I don't like to fly. The irony of this does not escape me, a travel writer, who finds flying in general as pleasant as visiting the dentist. Or the tax man. I changed my mind today.
Invited by the Matanuska-Susitna Convention and Visitor's Bureau to be a "model" (hahaha, model, that's pretty funny) in their 2011 Visitor Guide, Bear and I were chosen for one of the more interesting Alaskan activities.
Normally 'helicopter' and 'Erin' are not mentioned in the same breath, much less the same sentence unless it refers to an emergency situation and my life is in peril. Actually, 'airplane' is not used much, either, come to think of it. I don't like to fly because my life is in someone else's hands, and those of you who know me know my issues with control. Ahem. Anyway...
Bear and I were scheduled to fly from Knik River Lodge to a 6,000 ft glacier atop the famous Knik Glacier, a fifteen-minute ride, tomorrow. I had not yet appropriately psyched myself up for this adventure when my phone rang (btw, my ring tone is National Lampoon's 'Holiday Roads', yeah, so funny). "Hey Erin, this is Mr. Bureau. The weather is great today, any chance you can make it by four?" Um, yeah. Sort of.
We gave Yukon a heads up, packed some warm clothes and our own camera, and made the trip up north about an hour from our home, and made it to the lodge in time to see the small helicopter settle down on an even smaller gravel pad.
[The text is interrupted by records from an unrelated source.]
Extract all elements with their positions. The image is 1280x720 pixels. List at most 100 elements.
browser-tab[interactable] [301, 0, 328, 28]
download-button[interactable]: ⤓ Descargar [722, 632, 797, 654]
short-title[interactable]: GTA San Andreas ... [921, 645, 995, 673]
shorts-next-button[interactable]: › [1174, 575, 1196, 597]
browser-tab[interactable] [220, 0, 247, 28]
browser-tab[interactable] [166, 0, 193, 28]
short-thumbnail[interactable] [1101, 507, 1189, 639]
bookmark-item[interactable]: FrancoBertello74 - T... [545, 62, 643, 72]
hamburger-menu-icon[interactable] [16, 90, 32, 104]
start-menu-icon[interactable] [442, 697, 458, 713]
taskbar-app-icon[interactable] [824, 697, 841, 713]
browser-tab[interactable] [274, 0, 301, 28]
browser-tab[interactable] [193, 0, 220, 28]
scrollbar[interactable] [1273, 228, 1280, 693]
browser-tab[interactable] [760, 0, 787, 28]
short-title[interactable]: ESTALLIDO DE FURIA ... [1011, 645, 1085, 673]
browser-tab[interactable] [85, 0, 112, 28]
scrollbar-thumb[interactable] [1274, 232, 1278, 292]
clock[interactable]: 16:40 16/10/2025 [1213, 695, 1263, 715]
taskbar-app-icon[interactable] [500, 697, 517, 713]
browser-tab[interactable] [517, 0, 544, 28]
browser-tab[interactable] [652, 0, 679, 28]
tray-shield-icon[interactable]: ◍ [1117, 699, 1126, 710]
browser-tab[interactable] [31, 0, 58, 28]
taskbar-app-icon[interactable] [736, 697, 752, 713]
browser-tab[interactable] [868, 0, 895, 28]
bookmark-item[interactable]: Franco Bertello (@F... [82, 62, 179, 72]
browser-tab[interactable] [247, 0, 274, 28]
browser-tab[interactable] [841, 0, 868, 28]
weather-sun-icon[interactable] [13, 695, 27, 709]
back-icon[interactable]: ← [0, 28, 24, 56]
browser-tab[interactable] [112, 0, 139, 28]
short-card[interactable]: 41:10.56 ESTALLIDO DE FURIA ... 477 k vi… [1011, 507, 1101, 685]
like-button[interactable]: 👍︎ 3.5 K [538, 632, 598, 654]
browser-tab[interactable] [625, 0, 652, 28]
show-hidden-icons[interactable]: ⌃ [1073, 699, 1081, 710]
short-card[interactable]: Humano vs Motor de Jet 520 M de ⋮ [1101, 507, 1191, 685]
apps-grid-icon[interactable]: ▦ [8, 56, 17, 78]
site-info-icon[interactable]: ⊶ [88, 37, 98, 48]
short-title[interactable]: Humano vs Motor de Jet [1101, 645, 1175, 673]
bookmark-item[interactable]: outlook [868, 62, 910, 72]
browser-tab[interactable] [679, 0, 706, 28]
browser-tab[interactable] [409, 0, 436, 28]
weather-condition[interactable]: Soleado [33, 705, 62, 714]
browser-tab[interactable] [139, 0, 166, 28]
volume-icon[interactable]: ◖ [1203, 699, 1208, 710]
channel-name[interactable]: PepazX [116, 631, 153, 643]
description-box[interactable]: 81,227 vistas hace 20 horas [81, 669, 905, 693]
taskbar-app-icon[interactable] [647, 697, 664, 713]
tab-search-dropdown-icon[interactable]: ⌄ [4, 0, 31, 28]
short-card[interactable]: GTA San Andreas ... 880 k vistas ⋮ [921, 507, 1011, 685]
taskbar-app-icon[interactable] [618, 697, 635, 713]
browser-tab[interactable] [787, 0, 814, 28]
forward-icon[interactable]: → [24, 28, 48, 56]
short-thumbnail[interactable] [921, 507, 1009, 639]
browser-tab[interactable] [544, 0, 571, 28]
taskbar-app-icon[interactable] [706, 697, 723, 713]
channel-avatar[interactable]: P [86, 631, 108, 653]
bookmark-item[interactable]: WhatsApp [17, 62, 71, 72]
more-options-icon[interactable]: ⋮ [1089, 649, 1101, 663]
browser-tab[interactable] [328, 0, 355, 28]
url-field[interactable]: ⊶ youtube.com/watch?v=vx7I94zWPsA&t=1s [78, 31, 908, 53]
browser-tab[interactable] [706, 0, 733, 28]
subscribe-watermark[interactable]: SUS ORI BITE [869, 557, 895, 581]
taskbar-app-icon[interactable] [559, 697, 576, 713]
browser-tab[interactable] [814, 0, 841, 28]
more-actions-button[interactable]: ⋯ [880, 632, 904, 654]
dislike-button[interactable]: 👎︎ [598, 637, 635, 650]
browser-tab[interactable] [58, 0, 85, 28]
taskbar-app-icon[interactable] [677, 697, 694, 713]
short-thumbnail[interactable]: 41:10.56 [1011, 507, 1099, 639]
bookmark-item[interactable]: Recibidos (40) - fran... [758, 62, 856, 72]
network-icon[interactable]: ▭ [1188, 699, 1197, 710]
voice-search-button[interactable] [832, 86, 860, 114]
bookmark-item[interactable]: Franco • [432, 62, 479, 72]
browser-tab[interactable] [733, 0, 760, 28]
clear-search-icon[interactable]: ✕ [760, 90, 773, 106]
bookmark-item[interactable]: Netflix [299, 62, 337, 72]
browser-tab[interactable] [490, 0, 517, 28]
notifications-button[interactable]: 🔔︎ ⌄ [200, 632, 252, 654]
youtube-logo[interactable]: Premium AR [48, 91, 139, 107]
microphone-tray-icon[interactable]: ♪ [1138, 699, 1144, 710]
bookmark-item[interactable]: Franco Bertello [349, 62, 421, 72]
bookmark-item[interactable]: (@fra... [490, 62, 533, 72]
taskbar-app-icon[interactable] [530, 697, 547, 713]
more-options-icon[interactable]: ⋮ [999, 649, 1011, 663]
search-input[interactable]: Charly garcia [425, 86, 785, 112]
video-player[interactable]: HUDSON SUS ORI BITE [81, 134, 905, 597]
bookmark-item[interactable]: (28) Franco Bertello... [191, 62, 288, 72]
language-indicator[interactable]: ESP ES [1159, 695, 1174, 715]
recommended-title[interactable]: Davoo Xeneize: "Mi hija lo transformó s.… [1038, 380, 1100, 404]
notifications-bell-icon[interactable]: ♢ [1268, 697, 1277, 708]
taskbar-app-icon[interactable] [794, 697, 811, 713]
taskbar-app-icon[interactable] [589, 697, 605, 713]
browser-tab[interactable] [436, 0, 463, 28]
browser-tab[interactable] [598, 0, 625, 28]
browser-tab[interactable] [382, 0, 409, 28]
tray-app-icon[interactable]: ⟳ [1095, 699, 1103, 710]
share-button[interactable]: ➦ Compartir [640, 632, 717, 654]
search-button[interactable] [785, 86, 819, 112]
This couldn't be good.
But it was. Bear received his safety briefing, since there are no child locks on helicopter doors and air awash with rotors at every turn, then in no time (a good thing) at all we were up and soaring across the Great Gorge of the Knik and one our way to country most people only see on television.
We saw mountain goats, we saw water so blue it looks not of this world, we saw glacial ice calving into Lake George, and we soared above mountains so craggy and steep my imagination got the better of me.
The little helo touched down on a glacier at 6,000 feet and were were met by Sven the Musher (I'm not making this up). He has his little operation up on the glacier and swings tourists around the icy flanks with his Iditarod dog teams. Living up there for up to two weeks at a time, Sven enjoys his work and loves to talk about it, especially since this is his first summer as a tour business.
Tom the Photographer took pictures, Bear and I smiled a lot as we swooshed around the glacier amid sunny skies and bright white snow. It was sublime and wild and absolutely crazy all at the same time. When we left, our pilot swooped around the valley and as close as he could to the glacier and mountains, where we saw a mountain goat startle and hide behind a rock, but not before we saw clearly his shaggy coat and long horns.
Bear whispered through his headphones "I think this is amazing." And gave me two thumbs up.